Air Traffic Has Recovered to Near Pre-COVID-19 Levels

The global aviation market will return to pre-COVID-19 levels in 2024, following a year of progress in 2023. Passenger capacity, measured by available seat kilometers (ASKs), was 95% of 2019 levels last year, while capacity in December 2023 was 99% of that in December 2019. In 2024, IATA forecasts total passengers to reach ca. 4.7 million, above 2019’s level of 4.5 million. In addition, the global revenue passengerkilometers (RPKs) are expected to be 4.5% higher than pre-pandemic levels.

The Asia Pacific region saw a delayed recovery compared to other global regions, largely due to conservative border reopening strategies following the pandemic.

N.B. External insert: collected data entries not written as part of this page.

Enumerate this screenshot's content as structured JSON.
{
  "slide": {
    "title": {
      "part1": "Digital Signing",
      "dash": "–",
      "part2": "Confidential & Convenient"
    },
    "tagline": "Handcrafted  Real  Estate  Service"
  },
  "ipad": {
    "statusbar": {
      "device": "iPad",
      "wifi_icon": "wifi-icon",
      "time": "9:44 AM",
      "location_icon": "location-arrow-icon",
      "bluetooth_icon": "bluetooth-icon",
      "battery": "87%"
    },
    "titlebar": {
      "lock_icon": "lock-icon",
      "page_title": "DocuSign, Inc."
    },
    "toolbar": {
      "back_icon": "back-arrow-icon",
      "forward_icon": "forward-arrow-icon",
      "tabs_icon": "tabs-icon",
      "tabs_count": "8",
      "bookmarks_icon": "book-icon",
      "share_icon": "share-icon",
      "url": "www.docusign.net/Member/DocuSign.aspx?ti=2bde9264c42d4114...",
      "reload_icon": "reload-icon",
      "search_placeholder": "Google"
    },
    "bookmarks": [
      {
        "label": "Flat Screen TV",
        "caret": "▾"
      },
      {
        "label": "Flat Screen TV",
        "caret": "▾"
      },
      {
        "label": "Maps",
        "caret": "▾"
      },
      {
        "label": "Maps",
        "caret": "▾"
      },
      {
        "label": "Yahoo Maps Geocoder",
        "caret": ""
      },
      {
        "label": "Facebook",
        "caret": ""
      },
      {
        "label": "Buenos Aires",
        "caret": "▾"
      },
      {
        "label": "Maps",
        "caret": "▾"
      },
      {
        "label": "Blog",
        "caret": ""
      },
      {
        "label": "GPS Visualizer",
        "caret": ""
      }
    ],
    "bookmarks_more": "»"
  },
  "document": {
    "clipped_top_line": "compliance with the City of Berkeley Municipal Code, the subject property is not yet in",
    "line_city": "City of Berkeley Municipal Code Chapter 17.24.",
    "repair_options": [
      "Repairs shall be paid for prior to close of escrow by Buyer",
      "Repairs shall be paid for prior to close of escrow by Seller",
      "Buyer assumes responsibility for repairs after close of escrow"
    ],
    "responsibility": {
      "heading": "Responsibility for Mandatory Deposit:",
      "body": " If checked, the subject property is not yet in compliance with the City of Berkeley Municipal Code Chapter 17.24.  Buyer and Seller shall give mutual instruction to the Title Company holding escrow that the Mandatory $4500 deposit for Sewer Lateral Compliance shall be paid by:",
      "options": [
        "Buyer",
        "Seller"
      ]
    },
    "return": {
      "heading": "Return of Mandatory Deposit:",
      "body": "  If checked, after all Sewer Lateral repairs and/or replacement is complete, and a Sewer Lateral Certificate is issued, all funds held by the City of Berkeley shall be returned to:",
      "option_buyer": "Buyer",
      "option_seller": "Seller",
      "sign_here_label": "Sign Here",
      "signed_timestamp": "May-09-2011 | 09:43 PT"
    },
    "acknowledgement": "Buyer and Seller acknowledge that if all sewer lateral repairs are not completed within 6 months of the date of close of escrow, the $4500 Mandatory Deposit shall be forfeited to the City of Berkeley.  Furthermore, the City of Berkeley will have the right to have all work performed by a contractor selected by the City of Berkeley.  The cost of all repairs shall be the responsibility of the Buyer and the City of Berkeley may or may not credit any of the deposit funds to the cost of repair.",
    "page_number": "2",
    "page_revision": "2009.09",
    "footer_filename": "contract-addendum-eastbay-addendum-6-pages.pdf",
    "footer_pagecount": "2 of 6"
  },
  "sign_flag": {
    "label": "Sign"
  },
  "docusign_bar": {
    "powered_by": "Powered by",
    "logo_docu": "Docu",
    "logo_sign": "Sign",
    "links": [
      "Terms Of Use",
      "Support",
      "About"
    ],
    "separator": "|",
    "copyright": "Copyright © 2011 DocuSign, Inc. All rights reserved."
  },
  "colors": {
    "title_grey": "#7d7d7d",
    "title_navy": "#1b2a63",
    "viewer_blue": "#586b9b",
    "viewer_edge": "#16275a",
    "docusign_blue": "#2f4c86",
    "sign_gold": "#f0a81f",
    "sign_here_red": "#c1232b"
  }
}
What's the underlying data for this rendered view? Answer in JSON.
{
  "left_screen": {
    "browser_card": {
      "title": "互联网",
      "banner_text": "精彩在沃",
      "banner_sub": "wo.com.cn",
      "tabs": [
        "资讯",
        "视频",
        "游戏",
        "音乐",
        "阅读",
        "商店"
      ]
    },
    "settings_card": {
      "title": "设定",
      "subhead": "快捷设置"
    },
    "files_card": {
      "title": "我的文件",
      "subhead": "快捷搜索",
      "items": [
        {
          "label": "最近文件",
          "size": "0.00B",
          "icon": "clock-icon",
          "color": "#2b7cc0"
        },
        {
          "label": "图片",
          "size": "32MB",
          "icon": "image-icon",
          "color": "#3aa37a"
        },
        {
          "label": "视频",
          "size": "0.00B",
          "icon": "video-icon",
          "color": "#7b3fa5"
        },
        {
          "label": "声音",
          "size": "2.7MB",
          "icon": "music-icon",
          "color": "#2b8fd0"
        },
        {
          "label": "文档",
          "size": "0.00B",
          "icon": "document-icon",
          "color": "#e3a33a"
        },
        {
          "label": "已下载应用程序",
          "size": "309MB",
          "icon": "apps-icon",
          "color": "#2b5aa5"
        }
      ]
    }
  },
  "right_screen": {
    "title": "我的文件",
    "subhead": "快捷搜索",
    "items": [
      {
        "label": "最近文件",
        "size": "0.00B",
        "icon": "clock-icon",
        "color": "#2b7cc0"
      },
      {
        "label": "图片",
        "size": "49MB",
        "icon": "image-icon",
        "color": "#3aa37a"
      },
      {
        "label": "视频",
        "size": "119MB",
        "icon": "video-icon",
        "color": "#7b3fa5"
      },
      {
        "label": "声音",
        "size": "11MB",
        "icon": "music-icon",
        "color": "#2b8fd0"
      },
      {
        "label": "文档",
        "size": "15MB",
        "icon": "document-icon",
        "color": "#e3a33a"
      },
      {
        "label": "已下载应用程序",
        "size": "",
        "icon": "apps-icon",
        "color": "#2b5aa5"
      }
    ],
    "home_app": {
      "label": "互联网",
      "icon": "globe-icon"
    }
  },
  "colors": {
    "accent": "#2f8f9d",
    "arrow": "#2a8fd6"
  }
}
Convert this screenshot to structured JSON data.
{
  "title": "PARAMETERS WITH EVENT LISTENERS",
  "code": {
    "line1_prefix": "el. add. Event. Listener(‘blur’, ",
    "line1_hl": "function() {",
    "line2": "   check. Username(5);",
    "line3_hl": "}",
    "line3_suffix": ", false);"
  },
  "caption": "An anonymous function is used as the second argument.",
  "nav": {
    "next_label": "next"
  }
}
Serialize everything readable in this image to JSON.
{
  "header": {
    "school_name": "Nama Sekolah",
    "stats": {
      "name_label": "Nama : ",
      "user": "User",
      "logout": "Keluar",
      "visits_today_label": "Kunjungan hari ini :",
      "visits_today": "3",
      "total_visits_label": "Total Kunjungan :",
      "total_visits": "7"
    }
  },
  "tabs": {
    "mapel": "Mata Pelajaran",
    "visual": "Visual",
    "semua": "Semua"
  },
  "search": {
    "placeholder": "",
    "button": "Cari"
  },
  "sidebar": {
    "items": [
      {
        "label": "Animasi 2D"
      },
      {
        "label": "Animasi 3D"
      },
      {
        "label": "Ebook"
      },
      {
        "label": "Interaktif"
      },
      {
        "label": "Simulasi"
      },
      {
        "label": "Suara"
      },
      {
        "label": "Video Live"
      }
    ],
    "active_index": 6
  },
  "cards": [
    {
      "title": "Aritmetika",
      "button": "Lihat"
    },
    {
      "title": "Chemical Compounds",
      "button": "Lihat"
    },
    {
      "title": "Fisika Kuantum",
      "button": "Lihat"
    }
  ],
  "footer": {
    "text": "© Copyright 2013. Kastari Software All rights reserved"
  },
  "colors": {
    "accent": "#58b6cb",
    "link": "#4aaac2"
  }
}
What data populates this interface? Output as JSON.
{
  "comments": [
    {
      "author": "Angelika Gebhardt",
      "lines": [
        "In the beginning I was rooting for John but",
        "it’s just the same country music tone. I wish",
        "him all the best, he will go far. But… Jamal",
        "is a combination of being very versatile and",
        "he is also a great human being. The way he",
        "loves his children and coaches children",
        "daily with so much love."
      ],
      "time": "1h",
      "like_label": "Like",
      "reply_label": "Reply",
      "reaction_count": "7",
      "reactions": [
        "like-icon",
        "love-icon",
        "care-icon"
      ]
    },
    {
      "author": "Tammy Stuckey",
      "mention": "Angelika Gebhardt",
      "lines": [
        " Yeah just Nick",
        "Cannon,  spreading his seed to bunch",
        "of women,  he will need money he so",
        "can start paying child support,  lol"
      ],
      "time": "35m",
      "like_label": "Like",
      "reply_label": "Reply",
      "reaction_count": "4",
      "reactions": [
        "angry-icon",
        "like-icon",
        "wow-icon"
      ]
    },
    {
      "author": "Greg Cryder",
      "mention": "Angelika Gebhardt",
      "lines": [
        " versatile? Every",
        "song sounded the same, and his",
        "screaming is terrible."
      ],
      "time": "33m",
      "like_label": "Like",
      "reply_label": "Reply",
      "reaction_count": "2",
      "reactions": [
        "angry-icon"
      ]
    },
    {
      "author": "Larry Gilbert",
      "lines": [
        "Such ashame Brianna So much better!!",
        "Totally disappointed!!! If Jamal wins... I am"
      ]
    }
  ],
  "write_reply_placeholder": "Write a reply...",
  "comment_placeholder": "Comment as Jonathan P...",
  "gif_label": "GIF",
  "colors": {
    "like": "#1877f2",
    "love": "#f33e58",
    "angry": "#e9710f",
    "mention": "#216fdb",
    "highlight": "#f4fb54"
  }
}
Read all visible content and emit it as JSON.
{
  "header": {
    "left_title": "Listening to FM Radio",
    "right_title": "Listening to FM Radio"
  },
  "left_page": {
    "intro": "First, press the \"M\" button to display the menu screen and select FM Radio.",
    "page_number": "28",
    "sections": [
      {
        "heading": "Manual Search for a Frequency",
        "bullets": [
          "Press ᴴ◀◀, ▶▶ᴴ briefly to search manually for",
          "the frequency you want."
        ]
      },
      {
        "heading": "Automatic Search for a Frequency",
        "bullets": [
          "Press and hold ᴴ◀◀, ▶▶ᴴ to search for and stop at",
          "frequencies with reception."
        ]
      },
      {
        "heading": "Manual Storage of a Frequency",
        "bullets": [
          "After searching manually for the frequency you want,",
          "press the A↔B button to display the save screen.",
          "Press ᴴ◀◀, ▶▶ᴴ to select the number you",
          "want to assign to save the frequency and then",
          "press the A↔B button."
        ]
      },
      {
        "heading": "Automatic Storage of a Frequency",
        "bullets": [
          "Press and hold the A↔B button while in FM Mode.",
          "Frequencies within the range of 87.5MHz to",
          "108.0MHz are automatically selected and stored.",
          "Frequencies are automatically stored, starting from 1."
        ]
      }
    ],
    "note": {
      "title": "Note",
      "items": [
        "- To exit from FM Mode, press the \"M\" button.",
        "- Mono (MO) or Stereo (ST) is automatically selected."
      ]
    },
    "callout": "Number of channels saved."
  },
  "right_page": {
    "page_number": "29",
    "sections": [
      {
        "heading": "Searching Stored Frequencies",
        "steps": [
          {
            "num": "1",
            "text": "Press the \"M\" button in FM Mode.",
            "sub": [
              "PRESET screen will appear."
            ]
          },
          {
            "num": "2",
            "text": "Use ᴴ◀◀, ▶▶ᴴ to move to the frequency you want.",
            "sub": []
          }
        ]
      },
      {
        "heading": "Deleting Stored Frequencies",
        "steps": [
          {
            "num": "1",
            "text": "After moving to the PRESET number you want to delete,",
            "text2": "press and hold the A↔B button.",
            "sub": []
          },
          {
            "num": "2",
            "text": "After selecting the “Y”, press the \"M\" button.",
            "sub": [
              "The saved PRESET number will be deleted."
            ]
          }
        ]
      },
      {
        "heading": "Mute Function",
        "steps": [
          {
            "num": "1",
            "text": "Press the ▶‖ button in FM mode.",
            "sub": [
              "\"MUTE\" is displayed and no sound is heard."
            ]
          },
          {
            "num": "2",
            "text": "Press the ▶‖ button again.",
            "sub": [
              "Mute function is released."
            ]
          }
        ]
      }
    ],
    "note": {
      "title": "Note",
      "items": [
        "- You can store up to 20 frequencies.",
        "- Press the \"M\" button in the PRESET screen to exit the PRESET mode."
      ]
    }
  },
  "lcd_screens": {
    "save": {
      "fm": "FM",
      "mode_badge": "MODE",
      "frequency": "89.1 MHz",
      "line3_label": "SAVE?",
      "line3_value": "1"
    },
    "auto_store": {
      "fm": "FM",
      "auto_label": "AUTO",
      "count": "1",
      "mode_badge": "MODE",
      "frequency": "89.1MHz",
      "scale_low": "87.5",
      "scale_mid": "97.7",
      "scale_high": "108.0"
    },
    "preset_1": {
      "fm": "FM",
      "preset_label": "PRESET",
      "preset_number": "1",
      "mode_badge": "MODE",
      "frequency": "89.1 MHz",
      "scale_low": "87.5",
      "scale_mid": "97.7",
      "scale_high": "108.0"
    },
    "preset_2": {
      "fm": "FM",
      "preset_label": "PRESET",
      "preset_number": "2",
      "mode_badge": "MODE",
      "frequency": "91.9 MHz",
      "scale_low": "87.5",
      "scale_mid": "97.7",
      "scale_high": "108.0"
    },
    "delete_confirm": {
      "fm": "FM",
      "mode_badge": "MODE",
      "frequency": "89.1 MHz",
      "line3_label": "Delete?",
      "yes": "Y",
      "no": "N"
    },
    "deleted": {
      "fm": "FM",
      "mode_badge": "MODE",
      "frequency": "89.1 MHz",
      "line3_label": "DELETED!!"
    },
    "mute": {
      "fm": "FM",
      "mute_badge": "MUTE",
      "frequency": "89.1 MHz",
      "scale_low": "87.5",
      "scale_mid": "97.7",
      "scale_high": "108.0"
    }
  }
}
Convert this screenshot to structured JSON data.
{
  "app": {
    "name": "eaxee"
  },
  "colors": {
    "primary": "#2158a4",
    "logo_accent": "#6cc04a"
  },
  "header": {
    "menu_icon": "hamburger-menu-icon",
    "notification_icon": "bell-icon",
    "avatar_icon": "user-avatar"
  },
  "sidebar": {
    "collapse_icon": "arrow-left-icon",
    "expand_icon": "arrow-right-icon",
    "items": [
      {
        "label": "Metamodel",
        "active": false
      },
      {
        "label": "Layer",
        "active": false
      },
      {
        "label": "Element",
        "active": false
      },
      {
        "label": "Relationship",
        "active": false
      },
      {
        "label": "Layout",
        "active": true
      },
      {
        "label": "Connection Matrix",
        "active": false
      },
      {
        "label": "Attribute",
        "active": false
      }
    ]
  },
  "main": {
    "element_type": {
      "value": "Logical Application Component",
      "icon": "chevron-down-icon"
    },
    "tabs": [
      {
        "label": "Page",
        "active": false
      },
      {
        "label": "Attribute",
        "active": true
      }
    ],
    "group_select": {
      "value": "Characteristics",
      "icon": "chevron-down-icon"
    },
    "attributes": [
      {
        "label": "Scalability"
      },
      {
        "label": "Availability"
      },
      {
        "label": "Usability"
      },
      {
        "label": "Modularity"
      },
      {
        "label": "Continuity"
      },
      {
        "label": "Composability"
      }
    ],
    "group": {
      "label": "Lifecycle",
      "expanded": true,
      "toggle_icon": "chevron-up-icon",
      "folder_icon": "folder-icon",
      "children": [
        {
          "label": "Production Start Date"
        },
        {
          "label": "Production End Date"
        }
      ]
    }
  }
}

As a result, the APAC region was ca. 93-94% of 2019 capacity in 2023. Borders are fully opened now, and the region should follow the global market and return to pre-pandemic levels in 2024.

Source: Alton, Cirium.

Commercial Airline Profitability Returning

In addition to recovering capacity, airline profitability continues to improve following the pandemic. The extent of this profitability recovery depends on the region, as shown in Figure 2:

Source: Alton, IATA.
  • Asia Pacific. Asia Pacific’s return has been comparatively delayed, largely due to a conservative approach to travel restrictions and reopening of borders following the pandemic. The region is forecasted to return to profitability only in 2024, approximately two years after North America, Europe, and the Middle East.

  • North America. The North American market returned to profitability in 2022, a much earlier return compared to other regions. The reopening of borders in the North American region following the COVID-19 pandemic was earlier than other regions, which drove a faster recovery.

  • Middle East. As a global hub for international long-haul traffic, the Middle East’s recovery is being driven by the return of international travel. The Middle East largely stayed open through the pandemic and became a key hub for international travel as other regions remained closed. Similar to North America, the Middle East returned to profitability in 2022 and 2024 profit margin is expected to grow and exceed North America’s.

Commercial Aviation Yield Recovery Stalling

Post-pandemic, yields rose due to increased air travel demand following the reopening of borders while capacity was limited as aircraft were gradually brought back to service. Airline yields are expected to normalize further in 2024, considering the resumption of seat capacity in the market amidst a weaker global macroeconomic outlook.

For example, Asia Pacific’s yields have been declining since the peak of the pandemic in 2021 and IATA forecasts 2024 global passenger yields to increase 1.8% over 2023, compared to 2023 showing a 6.2% growth over 2022. Airline revenues have started to return to “normalcy”, both in performance and growth. The outlook for 2024 shows that yields are expected to stall as revenue growth slows and capacity returns.

Source: Alton, Cirium.

Supply Factors Continue to be in the Spotlight

Inflation has been a key concern for global markets coming out of the pandemic, especially for the aviation market. Inflation was driven mostly due to supply issues, including supply chain issues and labour supply shortages. While inflation calmed in 2023, it still increased year-on-year from 2022.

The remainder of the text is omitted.